Sirtuin 1 mediated ceramide metabolism regulates intestinal mechanical barrier function in turbot (Scophthalmus maximus L.).

Sirtuin 1 (Sirt1), a member of the sirtuin family, is integral to the regulation of energy homeostasis, cellular metabolism, and stress responses. While Sirt1 has been intensively studied in mammals, studies on this gene in aquatic animals, especially turbot, is relatively limited. In this study, the sirt1 gene was cloned. The open reading frame (ORF) of the Sirt1 consists of 2187 base pairs, encoding a 728-amino-acid protein that contains a SIR2 domain. Compared with the siRNA-NC group, Sirt1 knockdown resulted in a significant downregulation of mRNA expression levels of the tight junction proteins occludin, tricellulin, claudin3, and zo1, as well as protein levels of Occludin and ZO1, within the intestinal tissue of turbot. Concurrently, it markedly inhibited the expression of genes associated with ceramide synthesis (sptlc2, kdsr, cers1, cers2, cers3, smpdl3a, smpdl3b, neu1, glb1, gba1, and sgpp2) and ceramide catabolism (sgms1a, ugcg, b4galt, and sphk1) in the same tissue. Conversely, compared to the pcDNA3.1 group, Sirt1 overexpression significantly enhanced the mRNA expression levels of occludin, tricellulin, claudin3, claudin7, and zo1, along with the protein level of Occludin.
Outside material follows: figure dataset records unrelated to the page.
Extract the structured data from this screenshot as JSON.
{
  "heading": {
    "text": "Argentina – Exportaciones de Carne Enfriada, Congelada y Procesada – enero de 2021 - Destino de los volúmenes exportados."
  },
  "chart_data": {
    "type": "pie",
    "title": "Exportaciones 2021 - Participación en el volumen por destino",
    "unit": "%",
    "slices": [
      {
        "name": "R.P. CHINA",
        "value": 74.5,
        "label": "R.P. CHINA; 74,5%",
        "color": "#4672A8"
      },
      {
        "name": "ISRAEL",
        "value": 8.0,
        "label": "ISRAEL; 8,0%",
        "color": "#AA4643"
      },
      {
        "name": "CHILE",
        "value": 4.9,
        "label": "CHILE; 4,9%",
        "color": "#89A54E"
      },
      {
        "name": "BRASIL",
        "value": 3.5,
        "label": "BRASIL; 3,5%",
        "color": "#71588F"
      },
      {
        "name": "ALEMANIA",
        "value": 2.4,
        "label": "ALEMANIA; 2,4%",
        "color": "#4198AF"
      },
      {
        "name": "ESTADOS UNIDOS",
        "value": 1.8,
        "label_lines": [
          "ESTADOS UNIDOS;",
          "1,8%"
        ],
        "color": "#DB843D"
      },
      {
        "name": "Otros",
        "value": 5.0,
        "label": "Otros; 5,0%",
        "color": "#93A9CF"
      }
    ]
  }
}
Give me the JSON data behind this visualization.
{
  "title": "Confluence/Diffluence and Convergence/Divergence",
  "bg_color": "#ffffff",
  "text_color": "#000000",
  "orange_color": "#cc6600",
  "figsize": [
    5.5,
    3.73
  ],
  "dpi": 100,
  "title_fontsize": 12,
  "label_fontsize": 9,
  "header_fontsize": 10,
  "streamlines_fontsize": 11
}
Furthermore, Sirt1 overexpression significantly elevated the expression of genes involved in ceramide synthesis (cers2, cers3, smpd3, smpdl3b, neu1, glb1, gba1, sgpp2) and ceramide catabolism (sgms1a, galt, b4galt, and sphk1). These results suggest that Sirt1 may influence the intestinal mechanical barrier by acting on the metabolic balance of ceramide and altering the expression of intestinal tight junction proteins, thus playing a crucial role in maintaining the intestinal health of turbot.